The results of the study were published in “Spectrochimica Acta Part A: Molecular and Biomolecular Spectroscopy”, a monthly peer-reviewed scientific journal.
According to MIET researchers, they were the first in the world to find a way to chemically bind carbon nanotubes to the molecules of the most common blood protein – albumin. The physical mechanism they discovered made it possible to develop a new method of using 3D laser printing to create nanocomposites.
“Under the laser irradiation, a strong covalent bond is formed between the albumin and carbon nanotubes, which allows for the printing of structures of a given shape. Living cells, such as connecting tissue or myocardium, can easily get accustomed to such scaffolds, which allows for the effective regeneration of damaged body tissues,” Head of the Laboratory of Biomedical Nanotechnology of the Institute of Biomedical Systems of the MIET National Research University of Electronic Technology, Alexander Gerasimenko said.
As the scientists clarified, they have created heart implants 3-4 times cheaper than ordinary Russian ones and 6-8 times cheaper than their foreign counterparts, exceeding both in a number of parameters. The technology is suitable not only for scaffolds used in tissue engineering but also for the production of biosensors, microfluidic systems and even advanced medications against cancer.

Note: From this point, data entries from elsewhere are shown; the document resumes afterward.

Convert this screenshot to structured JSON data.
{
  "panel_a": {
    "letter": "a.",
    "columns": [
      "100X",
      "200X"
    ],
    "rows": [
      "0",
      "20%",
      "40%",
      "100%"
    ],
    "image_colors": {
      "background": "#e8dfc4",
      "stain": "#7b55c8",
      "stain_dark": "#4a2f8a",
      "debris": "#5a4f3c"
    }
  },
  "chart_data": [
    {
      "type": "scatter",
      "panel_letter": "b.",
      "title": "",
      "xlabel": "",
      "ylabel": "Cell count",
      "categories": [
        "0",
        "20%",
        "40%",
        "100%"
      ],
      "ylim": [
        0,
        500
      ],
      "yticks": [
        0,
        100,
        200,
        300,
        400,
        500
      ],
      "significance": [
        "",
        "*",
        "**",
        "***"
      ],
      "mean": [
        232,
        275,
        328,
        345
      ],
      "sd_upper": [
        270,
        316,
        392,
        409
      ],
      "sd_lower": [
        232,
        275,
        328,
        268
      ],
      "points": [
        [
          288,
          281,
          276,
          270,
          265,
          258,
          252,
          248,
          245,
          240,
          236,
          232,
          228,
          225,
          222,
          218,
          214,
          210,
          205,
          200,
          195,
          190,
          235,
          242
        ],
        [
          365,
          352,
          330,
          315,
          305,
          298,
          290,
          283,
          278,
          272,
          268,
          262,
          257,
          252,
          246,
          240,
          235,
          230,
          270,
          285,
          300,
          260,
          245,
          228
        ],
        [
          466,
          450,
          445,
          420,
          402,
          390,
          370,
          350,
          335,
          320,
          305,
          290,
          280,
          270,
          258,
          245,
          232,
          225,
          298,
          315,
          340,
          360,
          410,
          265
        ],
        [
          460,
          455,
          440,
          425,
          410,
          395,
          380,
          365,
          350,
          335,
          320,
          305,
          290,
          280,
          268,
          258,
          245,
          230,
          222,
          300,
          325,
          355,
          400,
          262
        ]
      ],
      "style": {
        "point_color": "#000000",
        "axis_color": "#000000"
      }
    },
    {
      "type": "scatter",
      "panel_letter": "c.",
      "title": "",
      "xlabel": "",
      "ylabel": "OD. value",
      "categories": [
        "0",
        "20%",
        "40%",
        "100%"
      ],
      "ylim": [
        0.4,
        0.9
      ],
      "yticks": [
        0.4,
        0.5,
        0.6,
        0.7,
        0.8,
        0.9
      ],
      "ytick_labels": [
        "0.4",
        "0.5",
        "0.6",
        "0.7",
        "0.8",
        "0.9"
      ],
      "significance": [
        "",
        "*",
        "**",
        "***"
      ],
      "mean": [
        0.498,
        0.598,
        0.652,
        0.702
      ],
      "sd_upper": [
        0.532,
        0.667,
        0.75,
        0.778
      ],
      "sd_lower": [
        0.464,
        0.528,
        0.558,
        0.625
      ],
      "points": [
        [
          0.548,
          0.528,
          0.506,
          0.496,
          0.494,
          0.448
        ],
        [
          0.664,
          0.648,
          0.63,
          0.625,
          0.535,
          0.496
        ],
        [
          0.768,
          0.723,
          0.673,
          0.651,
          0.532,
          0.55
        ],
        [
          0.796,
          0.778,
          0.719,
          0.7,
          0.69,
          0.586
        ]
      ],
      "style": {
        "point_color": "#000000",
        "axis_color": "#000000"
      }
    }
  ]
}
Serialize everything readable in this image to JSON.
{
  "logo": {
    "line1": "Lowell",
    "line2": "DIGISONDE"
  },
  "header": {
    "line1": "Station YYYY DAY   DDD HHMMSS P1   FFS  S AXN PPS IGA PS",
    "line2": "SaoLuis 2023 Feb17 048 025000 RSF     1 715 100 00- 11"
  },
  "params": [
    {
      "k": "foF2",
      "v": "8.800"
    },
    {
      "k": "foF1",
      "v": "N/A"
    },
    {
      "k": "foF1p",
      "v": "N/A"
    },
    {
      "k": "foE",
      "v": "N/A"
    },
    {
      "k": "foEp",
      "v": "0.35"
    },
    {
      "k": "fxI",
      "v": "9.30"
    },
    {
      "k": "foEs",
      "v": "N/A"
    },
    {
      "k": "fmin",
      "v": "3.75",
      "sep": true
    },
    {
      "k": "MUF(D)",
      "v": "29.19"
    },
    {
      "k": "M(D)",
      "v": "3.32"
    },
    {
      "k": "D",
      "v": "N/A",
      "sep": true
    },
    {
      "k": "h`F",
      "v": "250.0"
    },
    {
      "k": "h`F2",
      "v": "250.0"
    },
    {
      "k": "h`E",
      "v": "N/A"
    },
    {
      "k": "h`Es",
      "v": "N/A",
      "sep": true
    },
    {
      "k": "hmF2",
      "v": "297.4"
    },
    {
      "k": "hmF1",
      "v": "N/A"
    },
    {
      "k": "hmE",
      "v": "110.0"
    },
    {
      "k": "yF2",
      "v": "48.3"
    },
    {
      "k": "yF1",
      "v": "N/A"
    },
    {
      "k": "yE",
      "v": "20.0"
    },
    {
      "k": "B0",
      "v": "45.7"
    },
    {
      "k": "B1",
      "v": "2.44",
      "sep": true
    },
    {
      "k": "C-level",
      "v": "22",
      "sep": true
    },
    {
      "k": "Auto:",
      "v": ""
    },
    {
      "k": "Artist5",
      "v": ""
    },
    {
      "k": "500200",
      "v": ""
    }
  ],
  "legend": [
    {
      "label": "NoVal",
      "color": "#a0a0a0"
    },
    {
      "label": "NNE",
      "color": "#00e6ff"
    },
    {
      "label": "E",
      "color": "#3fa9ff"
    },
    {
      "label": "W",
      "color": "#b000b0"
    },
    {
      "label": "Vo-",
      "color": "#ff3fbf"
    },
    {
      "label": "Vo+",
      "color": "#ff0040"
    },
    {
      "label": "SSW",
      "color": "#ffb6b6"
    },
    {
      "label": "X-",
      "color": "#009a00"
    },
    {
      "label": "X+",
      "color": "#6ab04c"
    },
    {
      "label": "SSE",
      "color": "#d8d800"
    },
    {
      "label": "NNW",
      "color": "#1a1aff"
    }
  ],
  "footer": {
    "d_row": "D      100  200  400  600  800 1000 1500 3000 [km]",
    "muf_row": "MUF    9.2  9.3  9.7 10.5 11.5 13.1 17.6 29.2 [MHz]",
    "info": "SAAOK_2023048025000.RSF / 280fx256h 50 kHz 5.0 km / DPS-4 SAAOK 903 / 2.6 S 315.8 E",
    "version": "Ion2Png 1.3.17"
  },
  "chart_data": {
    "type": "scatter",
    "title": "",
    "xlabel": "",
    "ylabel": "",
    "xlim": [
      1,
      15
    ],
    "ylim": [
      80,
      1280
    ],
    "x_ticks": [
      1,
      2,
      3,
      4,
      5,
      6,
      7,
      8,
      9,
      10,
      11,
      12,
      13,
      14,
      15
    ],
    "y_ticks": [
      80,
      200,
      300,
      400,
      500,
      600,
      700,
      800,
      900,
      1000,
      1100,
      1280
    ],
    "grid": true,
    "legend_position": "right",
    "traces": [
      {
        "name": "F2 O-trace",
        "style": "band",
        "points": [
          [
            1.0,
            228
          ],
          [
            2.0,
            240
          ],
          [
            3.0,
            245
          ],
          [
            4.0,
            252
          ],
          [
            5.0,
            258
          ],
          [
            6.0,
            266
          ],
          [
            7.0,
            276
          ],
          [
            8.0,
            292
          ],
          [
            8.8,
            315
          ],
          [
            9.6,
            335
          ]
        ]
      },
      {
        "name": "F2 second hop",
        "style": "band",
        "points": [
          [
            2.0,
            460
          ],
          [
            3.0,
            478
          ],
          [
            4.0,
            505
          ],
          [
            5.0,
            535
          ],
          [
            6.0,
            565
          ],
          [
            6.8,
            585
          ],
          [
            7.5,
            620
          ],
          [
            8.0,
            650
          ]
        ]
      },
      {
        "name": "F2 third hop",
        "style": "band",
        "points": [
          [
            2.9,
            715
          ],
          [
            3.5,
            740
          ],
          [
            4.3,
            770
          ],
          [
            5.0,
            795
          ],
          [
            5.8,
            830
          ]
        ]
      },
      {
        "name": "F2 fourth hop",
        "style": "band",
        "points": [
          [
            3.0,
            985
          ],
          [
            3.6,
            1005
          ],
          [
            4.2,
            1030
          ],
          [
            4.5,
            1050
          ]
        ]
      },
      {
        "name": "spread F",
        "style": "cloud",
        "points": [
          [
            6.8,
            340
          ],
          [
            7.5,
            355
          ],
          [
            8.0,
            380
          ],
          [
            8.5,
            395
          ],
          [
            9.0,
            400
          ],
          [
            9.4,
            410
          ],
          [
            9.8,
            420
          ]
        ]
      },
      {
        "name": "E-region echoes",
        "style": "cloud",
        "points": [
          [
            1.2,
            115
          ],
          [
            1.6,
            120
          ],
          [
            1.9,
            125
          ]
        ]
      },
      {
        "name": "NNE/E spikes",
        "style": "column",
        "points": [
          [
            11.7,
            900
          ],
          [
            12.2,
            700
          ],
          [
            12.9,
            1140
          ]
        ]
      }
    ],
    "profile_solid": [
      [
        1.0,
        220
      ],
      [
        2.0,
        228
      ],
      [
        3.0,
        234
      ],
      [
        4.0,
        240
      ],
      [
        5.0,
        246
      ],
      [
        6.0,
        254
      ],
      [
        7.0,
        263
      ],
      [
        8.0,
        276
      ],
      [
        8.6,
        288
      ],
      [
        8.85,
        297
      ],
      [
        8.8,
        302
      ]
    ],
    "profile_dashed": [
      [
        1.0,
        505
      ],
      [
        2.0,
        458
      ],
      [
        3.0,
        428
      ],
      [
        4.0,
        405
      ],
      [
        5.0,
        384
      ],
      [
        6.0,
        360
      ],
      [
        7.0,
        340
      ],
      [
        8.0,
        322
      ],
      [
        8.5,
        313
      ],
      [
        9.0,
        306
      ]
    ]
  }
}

“We can print material with characteristics close to heart tissue: it can contract with the myocardium and has electrical conductivity by carrying the heart biocurrents. Our method also allows us to regulate the porosity of structures, ensuring the penetration of both living cells and capillaries and nerve endings,” Alexander Gerasimenko explained.
Before implantation, the printed scaffold is inhabited by live cells and “matures” for a while. As MIET National Research University specialists noted, several successful experiments have shown that stem cells capable of transforming into the cells of the tissue into which they were transplanted can also be used for this purpose.
The researchers are confident their method will effectively combat pathologies such as congenital heart disease and myocardial infarction, aneurysm, atherosclerosis and cardiosclerosis. According to them, a nanocomposite patch for myocardial infarction in 2-4 months completely regenerates the affected area, with the scaffold being dissolved.
The scientists noted that the technology has been developed in close cooperation with leading Russian scientific and technical centres. In the future, the team intends to move to the implementation of the method in clinical practice, as well as to adapt the technology to create coatings for various implantable systems.